Canon 50mm F/1.8 STM Stan Horaczek
I’m a sucker for the 50mm field of view, so I have spent some time with just about every 50mm full-frame lens option that is available for Canon bodies. When the new “nifty fifty” was announced, I was pretty excited, and now that I have had some time to shoot with it in a variety of situations, I’m actually pretty impressed. Here are some sample images along with some shooting impressions. Look for our full lab test in the upcoming issue of Popular Photography.
All photos were shot on a Canon 6D and were exported at full resolution from Adobe Lightroom without editing (unless otherwise noted in the caption).
It seemed to me that the sharpness really maxes out around F/4. This was shot under bright, contrasty sunlight, which explains the super fast shutter speed. Even at F/5.6, it gives some nice separation between subject and background.
The entire bouquet of buoys is in very nice sharp focus and it has already begun to fall off before hitting that walk sign a few feet behind it. It didn’t draw a lot of contrast out of the flat scene, but that’s easily punched up later in post.

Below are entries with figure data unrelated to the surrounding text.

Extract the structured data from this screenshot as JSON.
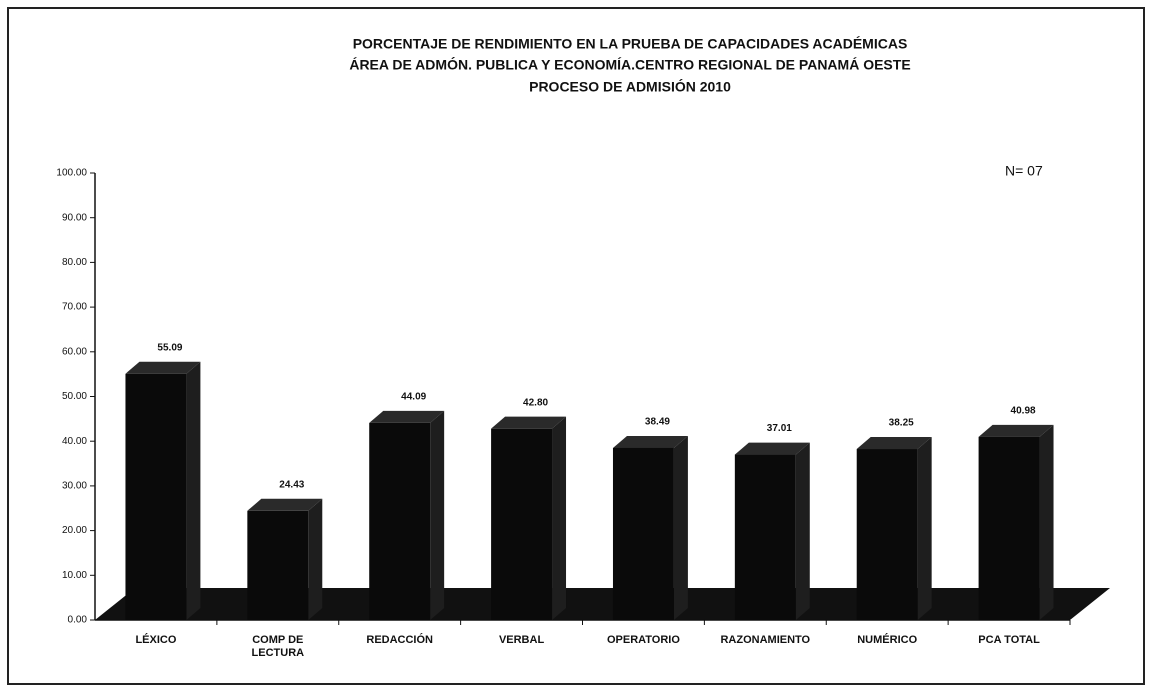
{
  "chart_data": {
    "type": "bar",
    "title": [
      "PORCENTAJE DE RENDIMIENTO EN LA PRUEBA DE CAPACIDADES ACADÉMICAS",
      "ÁREA DE ADMÓN. PUBLICA Y ECONOMÍA.CENTRO REGIONAL DE PANAMÁ OESTE",
      "PROCESO DE ADMISIÓN 2010"
    ],
    "annotation": "N= 07",
    "categories": [
      "LÉXICO",
      "COMP DE LECTURA",
      "REDACCIÓN",
      "VERBAL",
      "OPERATORIO",
      "RAZONAMIENTO",
      "NUMÉRICO",
      "PCA TOTAL"
    ],
    "values": [
      55.09,
      24.43,
      44.09,
      42.8,
      38.49,
      37.01,
      38.25,
      40.98
    ],
    "value_labels": [
      "55.09",
      "24.43",
      "44.09",
      "42.80",
      "38.49",
      "37.01",
      "38.25",
      "40.98"
    ],
    "color": "#0a0a0a",
    "ylim": [
      0,
      100
    ],
    "yticks": [
      {
        "value": 0,
        "label": "0.00"
      },
      {
        "value": 10,
        "label": "10.00"
      },
      {
        "value": 20,
        "label": "20.00"
      },
      {
        "value": 30,
        "label": "30.00"
      },
      {
        "value": 40,
        "label": "40.00"
      },
      {
        "value": 50,
        "label": "50.00"
      },
      {
        "value": 60,
        "label": "60.00"
      },
      {
        "value": 70,
        "label": "70.00"
      },
      {
        "value": 80,
        "label": "80.00"
      },
      {
        "value": 90,
        "label": "90.00"
      },
      {
        "value": 100,
        "label": "100.00"
      }
    ]
  }
}
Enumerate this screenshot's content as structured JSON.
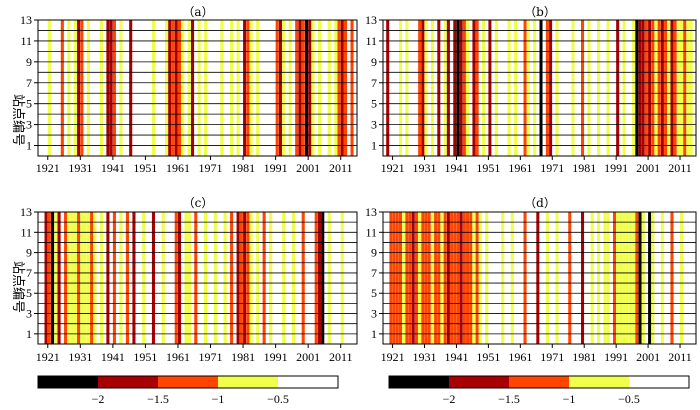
{
  "figure": {
    "ylabel": "站点编号",
    "panel_labels": [
      "（a）",
      "（b）",
      "（c）",
      "（d）"
    ]
  },
  "colorbar": {
    "colors": [
      "#000000",
      "#a80000",
      "#ff4500",
      "#f0ff4a",
      "#ffffff"
    ],
    "tick_labels": [
      "−2",
      "−1.5",
      "−1",
      "−0.5"
    ]
  },
  "chart_data": [
    {
      "type": "heatmap",
      "title": "（a）",
      "ylabel": "站点编号",
      "x_tick_labels": [
        "1921",
        "1931",
        "1941",
        "1951",
        "1961",
        "1971",
        "1981",
        "1991",
        "2001",
        "2011"
      ],
      "y_tick_labels": [
        "1",
        "3",
        "5",
        "7",
        "9",
        "11",
        "13"
      ],
      "xlim": [
        1918,
        2016
      ],
      "ylim": [
        0,
        13
      ],
      "grid": true,
      "columns": [
        {
          "year": 1921,
          "level": "y"
        },
        {
          "year": 1925,
          "level": "o"
        },
        {
          "year": 1927,
          "level": "y"
        },
        {
          "year": 1929,
          "level": "y"
        },
        {
          "year": 1930,
          "level": "r"
        },
        {
          "year": 1931,
          "level": "o"
        },
        {
          "year": 1933,
          "level": "y"
        },
        {
          "year": 1937,
          "level": "y"
        },
        {
          "year": 1939,
          "level": "r"
        },
        {
          "year": 1940,
          "level": "r"
        },
        {
          "year": 1941,
          "level": "o"
        },
        {
          "year": 1943,
          "level": "y"
        },
        {
          "year": 1946,
          "level": "r"
        },
        {
          "year": 1953,
          "level": "y"
        },
        {
          "year": 1957,
          "level": "y"
        },
        {
          "year": 1958,
          "level": "r"
        },
        {
          "year": 1959,
          "level": "o"
        },
        {
          "year": 1960,
          "level": "r"
        },
        {
          "year": 1961,
          "level": "o"
        },
        {
          "year": 1962,
          "level": "y"
        },
        {
          "year": 1964,
          "level": "y"
        },
        {
          "year": 1965,
          "level": "r"
        },
        {
          "year": 1967,
          "level": "y"
        },
        {
          "year": 1969,
          "level": "y"
        },
        {
          "year": 1974,
          "level": "y"
        },
        {
          "year": 1977,
          "level": "y"
        },
        {
          "year": 1979,
          "level": "y"
        },
        {
          "year": 1981,
          "level": "r"
        },
        {
          "year": 1982,
          "level": "o"
        },
        {
          "year": 1983,
          "level": "y"
        },
        {
          "year": 1985,
          "level": "y"
        },
        {
          "year": 1991,
          "level": "o"
        },
        {
          "year": 1992,
          "level": "r"
        },
        {
          "year": 1993,
          "level": "y"
        },
        {
          "year": 1995,
          "level": "y"
        },
        {
          "year": 1997,
          "level": "o"
        },
        {
          "year": 1998,
          "level": "r"
        },
        {
          "year": 1999,
          "level": "o"
        },
        {
          "year": 2000,
          "level": "b"
        },
        {
          "year": 2001,
          "level": "r"
        },
        {
          "year": 2002,
          "level": "y"
        },
        {
          "year": 2004,
          "level": "y"
        },
        {
          "year": 2007,
          "level": "y"
        },
        {
          "year": 2009,
          "level": "y"
        },
        {
          "year": 2010,
          "level": "o"
        },
        {
          "year": 2011,
          "level": "r"
        },
        {
          "year": 2012,
          "level": "o"
        },
        {
          "year": 2014,
          "level": "o"
        }
      ]
    },
    {
      "type": "heatmap",
      "title": "（b）",
      "ylabel": "",
      "x_tick_labels": [
        "1921",
        "1931",
        "1941",
        "1951",
        "1961",
        "1971",
        "1981",
        "1991",
        "2001",
        "2011"
      ],
      "y_tick_labels": [
        "1",
        "3",
        "5",
        "7",
        "9",
        "11",
        "13"
      ],
      "xlim": [
        1918,
        2016
      ],
      "ylim": [
        0,
        13
      ],
      "grid": true,
      "columns": [
        {
          "year": 1919,
          "level": "r"
        },
        {
          "year": 1923,
          "level": "y"
        },
        {
          "year": 1925,
          "level": "y"
        },
        {
          "year": 1929,
          "level": "o"
        },
        {
          "year": 1930,
          "level": "r"
        },
        {
          "year": 1931,
          "level": "y"
        },
        {
          "year": 1933,
          "level": "y"
        },
        {
          "year": 1935,
          "level": "r"
        },
        {
          "year": 1937,
          "level": "y"
        },
        {
          "year": 1938,
          "level": "r"
        },
        {
          "year": 1940,
          "level": "r"
        },
        {
          "year": 1941,
          "level": "b"
        },
        {
          "year": 1942,
          "level": "r"
        },
        {
          "year": 1943,
          "level": "o"
        },
        {
          "year": 1944,
          "level": "y"
        },
        {
          "year": 1946,
          "level": "r"
        },
        {
          "year": 1947,
          "level": "o"
        },
        {
          "year": 1949,
          "level": "y"
        },
        {
          "year": 1951,
          "level": "r"
        },
        {
          "year": 1953,
          "level": "y"
        },
        {
          "year": 1957,
          "level": "y"
        },
        {
          "year": 1959,
          "level": "y"
        },
        {
          "year": 1962,
          "level": "o"
        },
        {
          "year": 1963,
          "level": "y"
        },
        {
          "year": 1965,
          "level": "y"
        },
        {
          "year": 1967,
          "level": "b"
        },
        {
          "year": 1969,
          "level": "o"
        },
        {
          "year": 1970,
          "level": "r"
        },
        {
          "year": 1972,
          "level": "y"
        },
        {
          "year": 1977,
          "level": "y"
        },
        {
          "year": 1980,
          "level": "o"
        },
        {
          "year": 1982,
          "level": "y"
        },
        {
          "year": 1985,
          "level": "y"
        },
        {
          "year": 1988,
          "level": "y"
        },
        {
          "year": 1991,
          "level": "r"
        },
        {
          "year": 1993,
          "level": "y"
        },
        {
          "year": 1996,
          "level": "y"
        },
        {
          "year": 1997,
          "level": "b"
        },
        {
          "year": 1998,
          "level": "r"
        },
        {
          "year": 1999,
          "level": "r"
        },
        {
          "year": 2000,
          "level": "o"
        },
        {
          "year": 2001,
          "level": "r"
        },
        {
          "year": 2002,
          "level": "o"
        },
        {
          "year": 2003,
          "level": "y"
        },
        {
          "year": 2004,
          "level": "o"
        },
        {
          "year": 2005,
          "level": "r"
        },
        {
          "year": 2006,
          "level": "o"
        },
        {
          "year": 2007,
          "level": "y"
        },
        {
          "year": 2008,
          "level": "r"
        },
        {
          "year": 2009,
          "level": "o"
        },
        {
          "year": 2010,
          "level": "y"
        },
        {
          "year": 2011,
          "level": "y"
        },
        {
          "year": 2012,
          "level": "o"
        },
        {
          "year": 2013,
          "level": "y"
        },
        {
          "year": 2014,
          "level": "y"
        }
      ]
    },
    {
      "type": "heatmap",
      "title": "（c）",
      "ylabel": "站点编号",
      "x_tick_labels": [
        "1921",
        "1931",
        "1941",
        "1951",
        "1961",
        "1971",
        "1981",
        "1991",
        "2001",
        "2011"
      ],
      "y_tick_labels": [
        "1",
        "3",
        "5",
        "7",
        "9",
        "11",
        "13"
      ],
      "xlim": [
        1918,
        2016
      ],
      "ylim": [
        0,
        13
      ],
      "grid": true,
      "columns": [
        {
          "year": 1920,
          "level": "r"
        },
        {
          "year": 1921,
          "level": "o"
        },
        {
          "year": 1922,
          "level": "b"
        },
        {
          "year": 1923,
          "level": "y"
        },
        {
          "year": 1924,
          "level": "r"
        },
        {
          "year": 1926,
          "level": "o"
        },
        {
          "year": 1927,
          "level": "y"
        },
        {
          "year": 1928,
          "level": "y"
        },
        {
          "year": 1929,
          "level": "y"
        },
        {
          "year": 1930,
          "level": "o"
        },
        {
          "year": 1931,
          "level": "y"
        },
        {
          "year": 1932,
          "level": "y"
        },
        {
          "year": 1933,
          "level": "y"
        },
        {
          "year": 1934,
          "level": "o"
        },
        {
          "year": 1935,
          "level": "y"
        },
        {
          "year": 1937,
          "level": "y"
        },
        {
          "year": 1939,
          "level": "r"
        },
        {
          "year": 1941,
          "level": "o"
        },
        {
          "year": 1943,
          "level": "y"
        },
        {
          "year": 1945,
          "level": "o"
        },
        {
          "year": 1947,
          "level": "r"
        },
        {
          "year": 1950,
          "level": "y"
        },
        {
          "year": 1953,
          "level": "r"
        },
        {
          "year": 1956,
          "level": "y"
        },
        {
          "year": 1960,
          "level": "o"
        },
        {
          "year": 1961,
          "level": "r"
        },
        {
          "year": 1963,
          "level": "y"
        },
        {
          "year": 1964,
          "level": "y"
        },
        {
          "year": 1966,
          "level": "o"
        },
        {
          "year": 1969,
          "level": "y"
        },
        {
          "year": 1972,
          "level": "y"
        },
        {
          "year": 1975,
          "level": "y"
        },
        {
          "year": 1977,
          "level": "o"
        },
        {
          "year": 1979,
          "level": "r"
        },
        {
          "year": 1980,
          "level": "o"
        },
        {
          "year": 1981,
          "level": "r"
        },
        {
          "year": 1982,
          "level": "o"
        },
        {
          "year": 1983,
          "level": "y"
        },
        {
          "year": 1985,
          "level": "y"
        },
        {
          "year": 1987,
          "level": "o"
        },
        {
          "year": 1989,
          "level": "y"
        },
        {
          "year": 1993,
          "level": "y"
        },
        {
          "year": 1996,
          "level": "y"
        },
        {
          "year": 1999,
          "level": "o"
        },
        {
          "year": 2003,
          "level": "o"
        },
        {
          "year": 2004,
          "level": "r"
        },
        {
          "year": 2005,
          "level": "b"
        },
        {
          "year": 2007,
          "level": "y"
        },
        {
          "year": 2011,
          "level": "y"
        }
      ]
    },
    {
      "type": "heatmap",
      "title": "（d）",
      "ylabel": "",
      "x_tick_labels": [
        "1921",
        "1931",
        "1941",
        "1951",
        "1961",
        "1971",
        "1981",
        "1991",
        "2001",
        "2011"
      ],
      "y_tick_labels": [
        "1",
        "3",
        "5",
        "7",
        "9",
        "11",
        "13"
      ],
      "xlim": [
        1918,
        2016
      ],
      "ylim": [
        0,
        13
      ],
      "grid": true,
      "columns": [
        {
          "year": 1920,
          "level": "o"
        },
        {
          "year": 1921,
          "level": "o"
        },
        {
          "year": 1922,
          "level": "o"
        },
        {
          "year": 1923,
          "level": "o"
        },
        {
          "year": 1924,
          "level": "y"
        },
        {
          "year": 1925,
          "level": "o"
        },
        {
          "year": 1926,
          "level": "o"
        },
        {
          "year": 1927,
          "level": "r"
        },
        {
          "year": 1928,
          "level": "o"
        },
        {
          "year": 1929,
          "level": "y"
        },
        {
          "year": 1930,
          "level": "o"
        },
        {
          "year": 1931,
          "level": "o"
        },
        {
          "year": 1932,
          "level": "o"
        },
        {
          "year": 1933,
          "level": "y"
        },
        {
          "year": 1934,
          "level": "o"
        },
        {
          "year": 1935,
          "level": "o"
        },
        {
          "year": 1936,
          "level": "y"
        },
        {
          "year": 1937,
          "level": "o"
        },
        {
          "year": 1938,
          "level": "r"
        },
        {
          "year": 1939,
          "level": "o"
        },
        {
          "year": 1940,
          "level": "o"
        },
        {
          "year": 1941,
          "level": "o"
        },
        {
          "year": 1942,
          "level": "r"
        },
        {
          "year": 1943,
          "level": "o"
        },
        {
          "year": 1944,
          "level": "o"
        },
        {
          "year": 1945,
          "level": "o"
        },
        {
          "year": 1946,
          "level": "y"
        },
        {
          "year": 1947,
          "level": "o"
        },
        {
          "year": 1948,
          "level": "y"
        },
        {
          "year": 1950,
          "level": "y"
        },
        {
          "year": 1955,
          "level": "y"
        },
        {
          "year": 1958,
          "level": "y"
        },
        {
          "year": 1962,
          "level": "o"
        },
        {
          "year": 1966,
          "level": "r"
        },
        {
          "year": 1969,
          "level": "y"
        },
        {
          "year": 1972,
          "level": "y"
        },
        {
          "year": 1976,
          "level": "o"
        },
        {
          "year": 1980,
          "level": "r"
        },
        {
          "year": 1983,
          "level": "y"
        },
        {
          "year": 1985,
          "level": "y"
        },
        {
          "year": 1987,
          "level": "y"
        },
        {
          "year": 1988,
          "level": "y"
        },
        {
          "year": 1990,
          "level": "o"
        },
        {
          "year": 1991,
          "level": "y"
        },
        {
          "year": 1992,
          "level": "y"
        },
        {
          "year": 1993,
          "level": "y"
        },
        {
          "year": 1994,
          "level": "y"
        },
        {
          "year": 1995,
          "level": "y"
        },
        {
          "year": 1996,
          "level": "y"
        },
        {
          "year": 1997,
          "level": "o"
        },
        {
          "year": 1998,
          "level": "b"
        },
        {
          "year": 1999,
          "level": "y"
        },
        {
          "year": 2001,
          "level": "b"
        },
        {
          "year": 2002,
          "level": "y"
        },
        {
          "year": 2005,
          "level": "y"
        },
        {
          "year": 2008,
          "level": "o"
        },
        {
          "year": 2011,
          "level": "y"
        }
      ]
    }
  ]
}
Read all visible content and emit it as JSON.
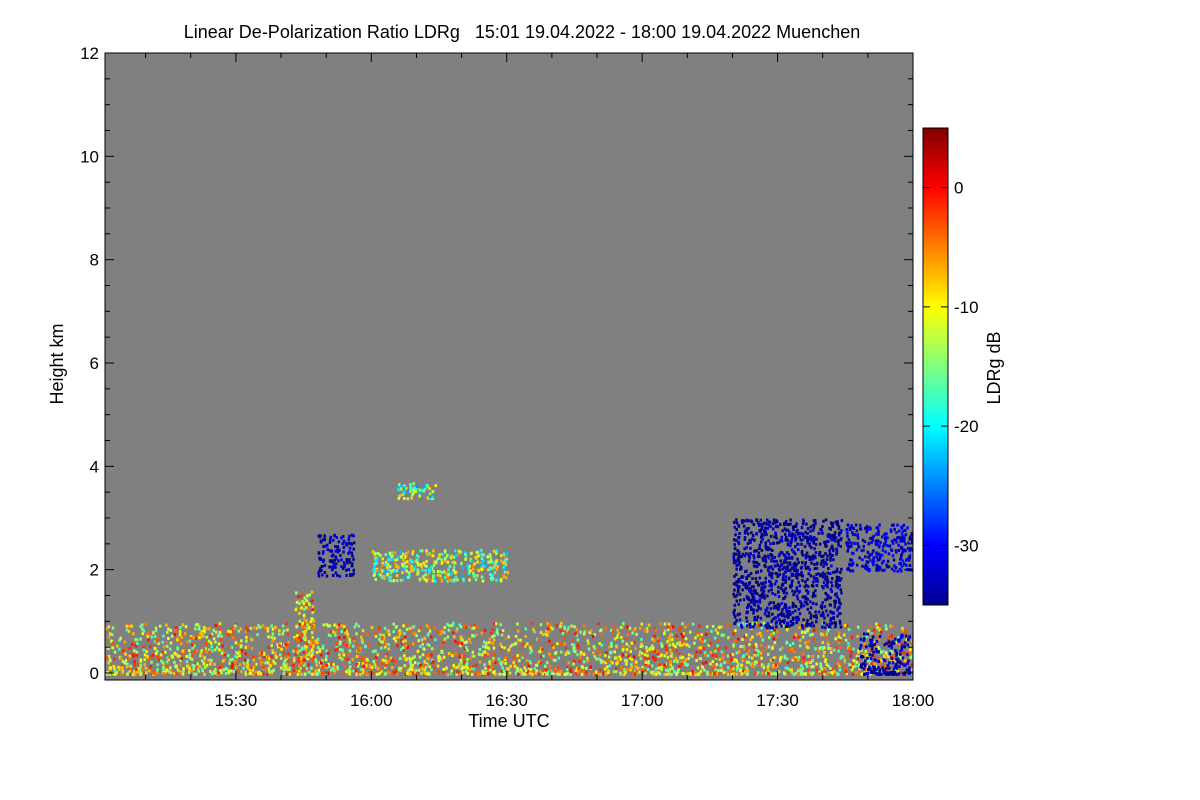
{
  "chart_data": {
    "type": "heatmap",
    "title": "Linear De-Polarization Ratio LDRg   15:01 19.04.2022 - 18:00 19.04.2022 Muenchen",
    "xlabel": "Time UTC",
    "ylabel": "Height km",
    "x_range_minutes": [
      901,
      1080
    ],
    "x_ticks": [
      {
        "label": "15:30",
        "minutes": 930
      },
      {
        "label": "16:00",
        "minutes": 960
      },
      {
        "label": "16:30",
        "minutes": 990
      },
      {
        "label": "17:00",
        "minutes": 1020
      },
      {
        "label": "17:30",
        "minutes": 1050
      },
      {
        "label": "18:00",
        "minutes": 1080
      }
    ],
    "ylim": [
      0,
      12
    ],
    "y_ticks": [
      {
        "label": "0",
        "value": 0
      },
      {
        "label": "2",
        "value": 2
      },
      {
        "label": "4",
        "value": 4
      },
      {
        "label": "6",
        "value": 6
      },
      {
        "label": "8",
        "value": 8
      },
      {
        "label": "10",
        "value": 10
      },
      {
        "label": "12",
        "value": 12
      }
    ],
    "no_signal_color": "#808080",
    "colorbar": {
      "label": "LDRg dB",
      "range": [
        -35,
        5
      ],
      "ticks": [
        {
          "label": "0",
          "value": 0
        },
        {
          "label": "-10",
          "value": -10
        },
        {
          "label": "-20",
          "value": -20
        },
        {
          "label": "-30",
          "value": -30
        }
      ],
      "colormap": "jet"
    },
    "regions": [
      {
        "name": "boundary-layer aerosol",
        "t_start": 901,
        "t_end": 1080,
        "h_min": 0.0,
        "h_max": 1.0,
        "ldr_mean": -9
      },
      {
        "name": "cloud streaks 15:45",
        "t_start": 943,
        "t_end": 947,
        "h_min": 0.3,
        "h_max": 1.6,
        "ldr_mean": -9
      },
      {
        "name": "ice cloud 15:50",
        "t_start": 948,
        "t_end": 956,
        "h_min": 1.9,
        "h_max": 2.7,
        "ldr_mean": -33
      },
      {
        "name": "scattered layer 16:00-16:30",
        "t_start": 960,
        "t_end": 990,
        "h_min": 1.8,
        "h_max": 2.4,
        "ldr_mean": -14
      },
      {
        "name": "thin layer 16:10",
        "t_start": 965,
        "t_end": 974,
        "h_min": 3.4,
        "h_max": 3.7,
        "ldr_mean": -16
      },
      {
        "name": "convective cloud 17:20-17:40",
        "t_start": 1040,
        "t_end": 1064,
        "h_min": 0.9,
        "h_max": 3.0,
        "ldr_mean": -34
      },
      {
        "name": "cloud 17:50-18:00",
        "t_start": 1065,
        "t_end": 1080,
        "h_min": 2.0,
        "h_max": 2.9,
        "ldr_mean": -32
      },
      {
        "name": "low cloud 17:50-18:00",
        "t_start": 1068,
        "t_end": 1079,
        "h_min": 0.0,
        "h_max": 0.8,
        "ldr_mean": -33
      }
    ]
  }
}
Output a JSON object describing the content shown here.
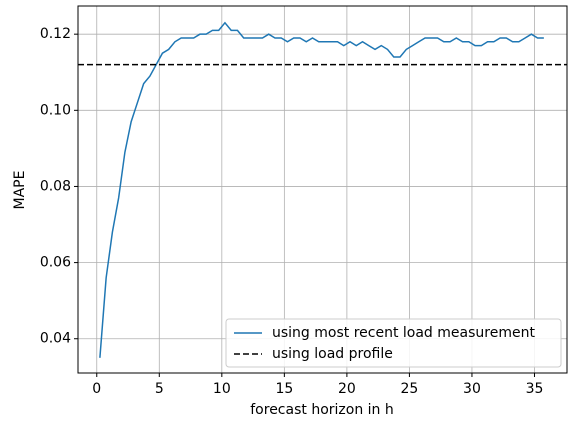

The focus is set near the front-center of the main pink starfish and, as you can see, at F/2.8 we get a relatively shallow depth of field, which I find pretty pleasing. As we fall off into the blurry sections of the photo, the bokeh isn’t the smoothest I’ve seen, but it’s also not harsh, even with the bright neon colors.
It’s obvious that we’re not getting quite the same sharpness that it offers at F/4 and beyond, but the relative sharpness is still very acceptable.
At F/16, you get nice sharpness throughout the frame and, although I was expecting things to get a bit gnarly where the buildings hit the sky, the edges of the buildings actually seem surprisingly clean. You get a surprising amount of detail in the buildings even though they’re far off in the distance.
In this instance, I was curious what kind of vignetting we would get and I wasn’t surprised to see it start creeping in by F2.8. The 50mm F/1.8 has always had some vignetting, which I think a lot of people found to be part of its charm. The new STM version seems to continue that tradition, so if you’re one of those shooters who hates lens vignetting, you should be prepared to apply the lens profile in post, especially when you’re shooting wide open.
As you’d expect, the focus falls off extremely quickly, but the sweet spot of the image is actually very sharp. There’s a ton of detail in the engraved letters. It even handled those bright pink flowers hiding back in the bokeh rather well.
Combined with new higher-megapixel DSLRs, it gives you some more creative cropping options. Here, I underestimated how shallow my depth of field was really going to be at F/2.2 using the close focus. The starting image is a bit flat once again, shot in open shade on a sunny day.
Even this close to the maximum aperture, the in-focus area is impressively sharp. The bokeh in the top left corner gets a little harsh, but that’s likely due to the extremely high-contrast nature of the subject.
There’s a ton of sharp detail in the leaves of the trees, but more importantly, the edges between the leaves and the sky aren’t a mess of aberration. It’s not quite as challenging as if they highlights had been totally blown, but still a pretty admirable job done by the coatings.
For this image, I punched up the contrast a bit and adjusted the exposure, so you can start to see the vignetting be more apparent during editing (it’s not difficult to remove, but I chose not to for the sake of illustrating the lens performance). The softness at the top and bottom of the frame are likely due to me tilting the camera slightly and eschewing the plane of focus.
In this case, the light was very dramatic, but it came out of the lens looking very manageable. Normally, I would need to slightly tone down the contrast a portrait shot in under these lighting conditions if I was using the 50mm F/1.2 or the new Sigma F/1.4.
Here’s an example of a shot taken specifically to induce flare and it’s still not that severe. Even in portrait situations, there were times when I expected a wash of flare to take over the frame, but it didn’t happen. If that’s something you hate, then you’re in luck, but if you want that effect, you might have to invest in a crummy UV filter to put over the front lens to bring it back.